Kaye shared two inspirational stories with the students about youngsters who had made an impact on her. One was about Barry, who had a disability and applied for more than 100 jobs until he got one. “He just stepped up to the challenge and persevered.”

She also spoke of 13-year-old Gabby Devine who was diagnosed with cancer at an early age. “Though she was miserably sick, she prepared care packages to deliver to hospitals. I met Gabby and wanted to give her the Young New Zealand Youth Award but unfortunately she passed away before that. Later, both John Key and I presented the award to her parents who were so overwhelmed.”

“However you are tested in life, the values of Elim Christian College is the greatest gift you have.”

Principal Murray Burton thanked Nikki Kaye for her perseverance, courage and service to the nation. Photo Wayne Martin/Times

Talking to the Times about retiring from politics after the September general elections, Nikki Kaye, a breast cancer survivor, said, “I am going to miss walking into any home, school or business and talking to the people and listen to them share their stores or not being able to make a change in their lives.

“But then again I have worked 100 hours a week for a very long time and have contributed a lot to New Zealand.

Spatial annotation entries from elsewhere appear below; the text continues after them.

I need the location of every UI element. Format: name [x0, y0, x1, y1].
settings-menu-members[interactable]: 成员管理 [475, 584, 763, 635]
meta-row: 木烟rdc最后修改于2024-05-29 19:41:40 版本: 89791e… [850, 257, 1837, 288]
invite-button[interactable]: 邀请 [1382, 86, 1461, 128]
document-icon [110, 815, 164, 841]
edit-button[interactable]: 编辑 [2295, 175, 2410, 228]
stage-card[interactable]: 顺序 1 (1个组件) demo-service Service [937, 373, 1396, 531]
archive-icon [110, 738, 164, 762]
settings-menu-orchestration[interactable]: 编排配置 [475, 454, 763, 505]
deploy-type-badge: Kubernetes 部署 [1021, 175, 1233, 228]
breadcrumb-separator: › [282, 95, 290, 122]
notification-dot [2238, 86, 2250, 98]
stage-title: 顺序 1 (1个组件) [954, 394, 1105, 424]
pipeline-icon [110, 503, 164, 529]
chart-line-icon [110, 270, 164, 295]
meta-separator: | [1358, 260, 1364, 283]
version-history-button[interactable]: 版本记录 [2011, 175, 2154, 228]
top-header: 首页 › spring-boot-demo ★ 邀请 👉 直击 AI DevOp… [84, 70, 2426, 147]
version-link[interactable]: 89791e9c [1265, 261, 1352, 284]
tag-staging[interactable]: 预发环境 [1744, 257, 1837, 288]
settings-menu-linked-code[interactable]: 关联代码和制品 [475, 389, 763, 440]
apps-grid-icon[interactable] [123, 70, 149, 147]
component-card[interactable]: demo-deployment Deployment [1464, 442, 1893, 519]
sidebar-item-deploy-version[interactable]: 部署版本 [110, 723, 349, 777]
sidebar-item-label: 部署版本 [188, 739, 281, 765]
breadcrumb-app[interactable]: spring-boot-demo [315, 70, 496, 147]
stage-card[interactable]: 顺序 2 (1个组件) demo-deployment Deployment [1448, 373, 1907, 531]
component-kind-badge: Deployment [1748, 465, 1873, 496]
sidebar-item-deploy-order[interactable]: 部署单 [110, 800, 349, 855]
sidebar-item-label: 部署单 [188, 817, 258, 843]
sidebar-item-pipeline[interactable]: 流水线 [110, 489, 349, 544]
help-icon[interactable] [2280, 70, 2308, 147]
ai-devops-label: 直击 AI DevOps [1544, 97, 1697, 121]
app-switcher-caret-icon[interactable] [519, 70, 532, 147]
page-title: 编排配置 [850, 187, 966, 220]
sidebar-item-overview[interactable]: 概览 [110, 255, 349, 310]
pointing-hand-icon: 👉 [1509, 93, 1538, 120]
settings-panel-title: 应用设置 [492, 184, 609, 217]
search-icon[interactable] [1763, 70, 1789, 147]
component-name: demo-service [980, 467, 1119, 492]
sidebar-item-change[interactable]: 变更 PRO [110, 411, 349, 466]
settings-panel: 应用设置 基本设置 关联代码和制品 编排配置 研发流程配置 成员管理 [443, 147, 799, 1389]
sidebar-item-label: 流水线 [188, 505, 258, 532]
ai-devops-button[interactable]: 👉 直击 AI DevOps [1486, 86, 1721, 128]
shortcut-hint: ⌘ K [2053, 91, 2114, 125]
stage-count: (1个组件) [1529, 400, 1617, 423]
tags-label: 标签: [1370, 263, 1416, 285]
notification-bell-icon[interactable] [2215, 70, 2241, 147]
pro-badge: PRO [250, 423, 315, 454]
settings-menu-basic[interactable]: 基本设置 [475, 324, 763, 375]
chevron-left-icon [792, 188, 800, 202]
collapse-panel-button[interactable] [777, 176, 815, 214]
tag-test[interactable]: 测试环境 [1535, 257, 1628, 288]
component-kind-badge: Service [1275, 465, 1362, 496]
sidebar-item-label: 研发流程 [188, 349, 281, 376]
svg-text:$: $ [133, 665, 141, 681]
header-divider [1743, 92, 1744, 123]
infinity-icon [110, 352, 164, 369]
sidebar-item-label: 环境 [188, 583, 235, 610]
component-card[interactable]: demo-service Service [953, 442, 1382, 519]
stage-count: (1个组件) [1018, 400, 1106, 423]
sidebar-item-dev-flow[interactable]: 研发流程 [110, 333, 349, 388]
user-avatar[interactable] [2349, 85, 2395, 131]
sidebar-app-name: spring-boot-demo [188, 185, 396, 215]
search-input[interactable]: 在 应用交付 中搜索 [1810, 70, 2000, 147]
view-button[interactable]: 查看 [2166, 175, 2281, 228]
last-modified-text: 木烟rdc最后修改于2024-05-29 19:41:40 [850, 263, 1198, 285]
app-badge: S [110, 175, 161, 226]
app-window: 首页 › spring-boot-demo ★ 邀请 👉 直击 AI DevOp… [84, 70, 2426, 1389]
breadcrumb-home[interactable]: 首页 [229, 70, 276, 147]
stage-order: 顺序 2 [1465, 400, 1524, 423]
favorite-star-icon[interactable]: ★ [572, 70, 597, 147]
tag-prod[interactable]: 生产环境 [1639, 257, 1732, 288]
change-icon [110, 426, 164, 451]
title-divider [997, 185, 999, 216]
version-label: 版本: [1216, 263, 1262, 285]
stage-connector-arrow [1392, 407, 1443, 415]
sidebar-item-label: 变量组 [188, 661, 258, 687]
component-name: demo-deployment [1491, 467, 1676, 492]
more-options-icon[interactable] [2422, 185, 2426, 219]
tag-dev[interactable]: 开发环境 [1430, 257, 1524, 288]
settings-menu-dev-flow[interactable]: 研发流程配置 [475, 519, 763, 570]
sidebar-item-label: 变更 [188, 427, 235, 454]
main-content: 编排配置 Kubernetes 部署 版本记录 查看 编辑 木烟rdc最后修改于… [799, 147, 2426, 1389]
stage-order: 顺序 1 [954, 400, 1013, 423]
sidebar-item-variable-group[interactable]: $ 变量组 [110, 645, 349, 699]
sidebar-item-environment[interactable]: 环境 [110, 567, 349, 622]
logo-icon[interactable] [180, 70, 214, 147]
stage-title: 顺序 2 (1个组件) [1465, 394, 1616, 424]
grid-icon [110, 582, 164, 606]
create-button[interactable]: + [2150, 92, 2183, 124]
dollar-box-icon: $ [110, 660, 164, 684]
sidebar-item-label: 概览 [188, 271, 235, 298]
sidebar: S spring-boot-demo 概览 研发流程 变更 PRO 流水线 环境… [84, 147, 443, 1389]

I have put my body on the line and need to replenish it.

“I am going to use this time to reflect, to heal, to rest. I will read, reconnect, go running, spend time outdoors and try to be a good aunty. I have got lots of job offers but I am not going to take up anything right now.

“When I do, I know it will be something that is to do with helping people. But right now I am happy to pass on the torch to Nicola Willis.”

Nikki Kaye was at Elim Christian College Junior Campus to officially launch the new Luke Brough building. Times photo Wayne Martin

The new National Party spokesperson for Education Nicola Willis says she has learned a lot from Kaye just watching her. “Nikki has the ability to inspire”.

With a post-graduate diploma in journalism, Willis served as a research and policy advisor to former PM Sir Bill English, and as a senior advisor to another former PM, Sir John Key in 2008.

The mother-of-four says she has big shoes to fill.

Flying back to Wellington for a family dinner to celebrate her daughter Harriet’s ninth birthday at her favourite pasta restaurant, she says being a mother “keeps it very real”.

“I can see the world through their eyes as well as get a better understanding of issues that students, parents and teachers we are dealing with.”

She gives credit to her “extraordinary husband and mother-in-law” as well as good friends and the community that supports her enough to do her job.

“I am excited about having Judith Collins as our new leader and look forward to earning more support from the people.”